Again, those who say that the GDPR is clear probably haven't read it. It's wide open to different interpretation. What the heck does it mean "explicit consent". Who'll decide when it's explicit and when it is not?
PS, historically, contextual ads on my sites perform exactly as personalised ones (slightly less CPC but slighly more CTR, so CPM is roughly the same); yet, since I have disabled personalised ads my revenues plummed down dramatically (and most of my ad revenues comes from the US). My idea is that there isn't simply enough demand for contextual ads for my websites; therefore their average value and quality nosedived.

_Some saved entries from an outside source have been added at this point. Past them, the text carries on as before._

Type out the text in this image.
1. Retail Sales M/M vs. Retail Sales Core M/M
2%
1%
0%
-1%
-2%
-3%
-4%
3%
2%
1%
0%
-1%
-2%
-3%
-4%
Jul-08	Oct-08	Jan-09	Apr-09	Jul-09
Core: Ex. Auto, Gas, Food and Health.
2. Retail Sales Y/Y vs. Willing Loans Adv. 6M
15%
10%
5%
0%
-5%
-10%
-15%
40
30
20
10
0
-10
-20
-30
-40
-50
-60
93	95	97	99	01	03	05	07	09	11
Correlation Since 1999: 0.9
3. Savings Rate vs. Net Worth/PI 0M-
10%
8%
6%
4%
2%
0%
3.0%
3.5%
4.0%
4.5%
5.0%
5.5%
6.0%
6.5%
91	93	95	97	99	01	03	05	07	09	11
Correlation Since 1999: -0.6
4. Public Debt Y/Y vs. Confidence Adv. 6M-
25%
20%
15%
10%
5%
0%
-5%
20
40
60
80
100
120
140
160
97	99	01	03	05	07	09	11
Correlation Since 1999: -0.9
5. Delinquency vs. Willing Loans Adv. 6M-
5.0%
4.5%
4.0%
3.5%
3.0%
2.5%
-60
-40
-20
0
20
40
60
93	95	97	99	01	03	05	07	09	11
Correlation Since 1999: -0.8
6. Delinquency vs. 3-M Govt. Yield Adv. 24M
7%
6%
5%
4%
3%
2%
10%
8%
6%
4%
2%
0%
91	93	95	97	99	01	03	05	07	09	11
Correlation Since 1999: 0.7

Again, those who say that the GDPR is clear probably haven't read it. It's wide open to different interpretation. What the heck does it mean "explicit consent". Who'll decide when it's explicit and when it is not?
So has anyone gotten a warning notice from Adsense for not being compliant? Or lost their account?
Has any large site been fined yet?
In other words, is anything happening?
Everything is fine. No warnings, nothing.
Hmmm. As a web publisher, anything that is bad for my bank account is bad for me...
Just to clarify because some people in this thread got it wrong: An EU Regulation like the GDPR is immediately enforceable law in all member states. An EU Directive only requires member states to implement naitnoal laws on their own.
Again, this is true "in theory". Since local authorities are in charge of making people comply with the "regulation" as well as to apply appropriate "punishment" if they do not, and since terms such as "explicit consent" have been interpreted in different ways by local authorities since 2015, there is no such thing as "a regulation implemented throughout the EU coherently".
In Italy acceptance on scroll is accepted by law (and used by all), in UK it is not. Same regulation, different laws, "de facto". Period.
A directive and a regulation are actually the same animal, but one looks tame and the other looks savage and ferocious. Yet, they are both puppies, actually.
There shouldn't be that loss. So my guess is that by pausing the ad requests the ads served are less attractive.